Fino a qualche anno fa l’idea di un settore industriale basato sulle foreste e di una bioeconomia circolare sembrava essere dimenticata dal processo decisionale della UE
La filiera cartaria e forestale ha dimostrato un elevato livello di resilienza in tempi di crisi facendo affidamento sulle risorse locali in un contesto geopolitico che richiede “autonomia strategica”. Infatti la filiera cartaria e forestale nel suo complesso rappresenta ancora il 20% delle imprese manifatturiere dell’UE e impiega direttamente 4 milioni di persone. Questo è solo uno dei dati macroscopici che e’ emerso nell’ambito del “Bioeconomy Changemakers Festival” organizzato questa settimana dalla DG Ricerca e Innovazione della Commissione Europea durante un incontro che si è tenuto ieri, a Bruxelles e che ha riunito una delegazione dei principali bioproduttori europei, tra cui il presidente di Cepi Marco Eikelenboom, CEO di Sappi Europe, nonché il vicepresidente esecutivo della Commissione Maroš Šefčovič e rappresentanti della società civile. Il tema del nuovo dialogo che avviato ieri è la bioeconomia basata sulle foreste, che può essere definita in senso ampio come quella che copre tutti gli attori che fanno affidamento sulla biomassa forestale e sulla circolarità e che è diventata centrale sia per le politiche climatiche che industriali dell’UE.
“In Italia la bioeconomia, di cui fa parte dell’industria cartaria, ha un fatturato di 425 miliardi di Euro e 2 milioni di addetti” ricorda Massimo Medugno, DG Assocarta a commento dei dati europei che aggiunge “Un contributo importante che si riflette anche nel recente regolamento sugli imballaggi approvato oggi dal COREPER in cui la rinnovabilità della carta e la sua circolarità vengono riconosciute”.
Con il suo impegno nella silvicoltura sostenibile e la sua comprovata esperienza nel campo della circolarità, il settore cartario e forestale consente all’Europa di sfruttare il potenziale delle sue foreste di assorbire CO2 e i benefici derivanti dallo stoccaggio del carbonio nei prodotti durante tutto il loro ciclo di vita. La contabilità del carbonio dell’UE è influenzata positivamente anche dalla capacità del settore di sostituire i prodotti a base fossile con i propri. Attualmente, si stima che il settore forestale consenta il sequestro annuale di 806 Mt di CO2 equivalente, il che corrisponde a mitigare il 20% delle emissioni fossili totali dell’UE.

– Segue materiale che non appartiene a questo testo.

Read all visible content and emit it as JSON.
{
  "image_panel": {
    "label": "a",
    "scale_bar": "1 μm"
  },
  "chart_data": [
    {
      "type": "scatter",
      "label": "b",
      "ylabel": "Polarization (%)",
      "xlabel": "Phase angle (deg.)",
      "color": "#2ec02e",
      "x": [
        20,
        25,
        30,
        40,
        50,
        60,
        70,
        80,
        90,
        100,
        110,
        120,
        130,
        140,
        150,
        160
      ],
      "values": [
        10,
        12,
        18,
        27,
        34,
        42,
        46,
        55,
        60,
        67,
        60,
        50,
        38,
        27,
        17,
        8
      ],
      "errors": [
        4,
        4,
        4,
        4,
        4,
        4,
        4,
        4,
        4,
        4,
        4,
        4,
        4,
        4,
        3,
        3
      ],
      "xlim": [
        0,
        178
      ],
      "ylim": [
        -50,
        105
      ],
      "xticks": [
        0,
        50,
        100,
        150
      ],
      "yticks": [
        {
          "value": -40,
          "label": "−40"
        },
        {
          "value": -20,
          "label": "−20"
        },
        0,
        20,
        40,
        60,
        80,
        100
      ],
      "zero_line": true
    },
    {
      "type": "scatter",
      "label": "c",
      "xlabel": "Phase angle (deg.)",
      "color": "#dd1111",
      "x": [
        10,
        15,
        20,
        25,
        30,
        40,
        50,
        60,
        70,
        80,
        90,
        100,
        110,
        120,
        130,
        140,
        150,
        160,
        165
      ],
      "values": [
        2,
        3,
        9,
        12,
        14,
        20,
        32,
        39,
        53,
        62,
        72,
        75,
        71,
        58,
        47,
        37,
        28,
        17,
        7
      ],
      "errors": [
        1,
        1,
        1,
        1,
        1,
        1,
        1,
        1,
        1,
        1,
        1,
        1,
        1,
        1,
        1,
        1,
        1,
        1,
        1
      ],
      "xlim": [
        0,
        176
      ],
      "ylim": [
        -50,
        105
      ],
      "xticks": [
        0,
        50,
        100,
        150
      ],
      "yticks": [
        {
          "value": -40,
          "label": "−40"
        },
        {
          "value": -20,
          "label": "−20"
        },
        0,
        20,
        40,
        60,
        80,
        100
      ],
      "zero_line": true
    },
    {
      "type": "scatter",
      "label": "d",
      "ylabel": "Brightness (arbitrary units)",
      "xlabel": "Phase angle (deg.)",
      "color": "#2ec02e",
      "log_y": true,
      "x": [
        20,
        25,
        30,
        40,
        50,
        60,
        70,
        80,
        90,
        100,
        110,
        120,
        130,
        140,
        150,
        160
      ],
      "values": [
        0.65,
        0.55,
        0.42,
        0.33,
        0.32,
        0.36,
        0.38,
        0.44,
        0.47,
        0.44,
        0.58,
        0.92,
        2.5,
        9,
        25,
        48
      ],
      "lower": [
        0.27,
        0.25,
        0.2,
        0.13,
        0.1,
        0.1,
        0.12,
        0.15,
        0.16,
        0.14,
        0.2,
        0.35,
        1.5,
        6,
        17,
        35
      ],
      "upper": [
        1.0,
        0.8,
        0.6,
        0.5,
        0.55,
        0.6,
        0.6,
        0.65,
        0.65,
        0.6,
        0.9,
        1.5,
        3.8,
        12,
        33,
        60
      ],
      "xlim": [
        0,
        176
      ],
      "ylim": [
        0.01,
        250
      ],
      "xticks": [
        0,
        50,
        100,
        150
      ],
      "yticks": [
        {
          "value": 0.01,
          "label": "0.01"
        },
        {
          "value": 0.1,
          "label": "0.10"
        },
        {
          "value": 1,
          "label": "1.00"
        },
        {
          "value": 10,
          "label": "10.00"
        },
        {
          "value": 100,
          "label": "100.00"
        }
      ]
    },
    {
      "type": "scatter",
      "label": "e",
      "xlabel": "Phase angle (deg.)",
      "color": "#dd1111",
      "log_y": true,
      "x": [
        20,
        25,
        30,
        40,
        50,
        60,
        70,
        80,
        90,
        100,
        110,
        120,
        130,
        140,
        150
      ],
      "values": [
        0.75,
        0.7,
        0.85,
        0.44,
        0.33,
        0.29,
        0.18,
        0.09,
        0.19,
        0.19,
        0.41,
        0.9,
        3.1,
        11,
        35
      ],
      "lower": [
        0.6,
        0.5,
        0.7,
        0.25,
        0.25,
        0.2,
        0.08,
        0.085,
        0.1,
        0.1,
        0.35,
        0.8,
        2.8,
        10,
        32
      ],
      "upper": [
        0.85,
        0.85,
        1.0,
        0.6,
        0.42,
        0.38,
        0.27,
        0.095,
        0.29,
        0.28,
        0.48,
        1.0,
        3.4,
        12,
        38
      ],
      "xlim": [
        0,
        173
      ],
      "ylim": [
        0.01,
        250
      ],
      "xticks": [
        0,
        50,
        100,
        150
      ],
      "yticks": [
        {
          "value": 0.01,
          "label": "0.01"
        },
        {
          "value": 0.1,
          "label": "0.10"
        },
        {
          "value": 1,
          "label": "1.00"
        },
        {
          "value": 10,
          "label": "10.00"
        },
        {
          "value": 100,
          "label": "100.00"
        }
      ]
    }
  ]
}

Al di là degli effetti climatici, il mercato circolare della bioproduzione rappresenta anche un’opportunità economica. Si stima che esso crescerà di 7 trilioni di euro a livello globale fino al 2030. Le aziende del settore si riforniscono principalmente dall’Europa, riducendo alcune delle dipendenze del continente, hanno un’impronta di carbonio fossile relativamente piccola e sono in prima linea a livello globale in varie applicazioni tecnologiche a base biologica.
Mentre la concorrenza globale si sta intensificando, si prevede che questo vantaggio di anticipazione consentirà alle aziende con sede in Europa di conquistare una quota significativa del mercato in crescita.
Per accompagnare questa crescita, i bioproduttori necessitano di un’evoluzione corrispondente delle normative che riflettano il ruolo che i loro materiali e prodotti svolgono nel raggiungimento degli obiettivi climatici dell’UE. L’ulteriore espansione dei modelli di business esistenti e lo sviluppo di nuovi potrebbero consentire al settore di aumentare la riduzione delle emissioni fossili nell’UE ad almeno il 30% delle attuali emissioni di CO2 entro il 2030.
La crescita potenziale dipenderà anche dalla capacità del settore di applicare il principio a cascata: dare priorità ai prodotti della biomassa di maggior valore e promuovere un modello che rispetti la biodiversità. I rappresentanti del settore concordano sul fatto che è fondamentale che la conversione delle biorisorse in prodotti sostenibili sia efficiente in termini di risorse per quanto riguarda l’uso di acqua, energia e materiali, rafforzando il principio del “fare di più con meno” dell’economia circolare. Nessun altro settore è nella condizione di potenziare il benessere dei cittadini europei senza aumentare il consumo di risorse naturali.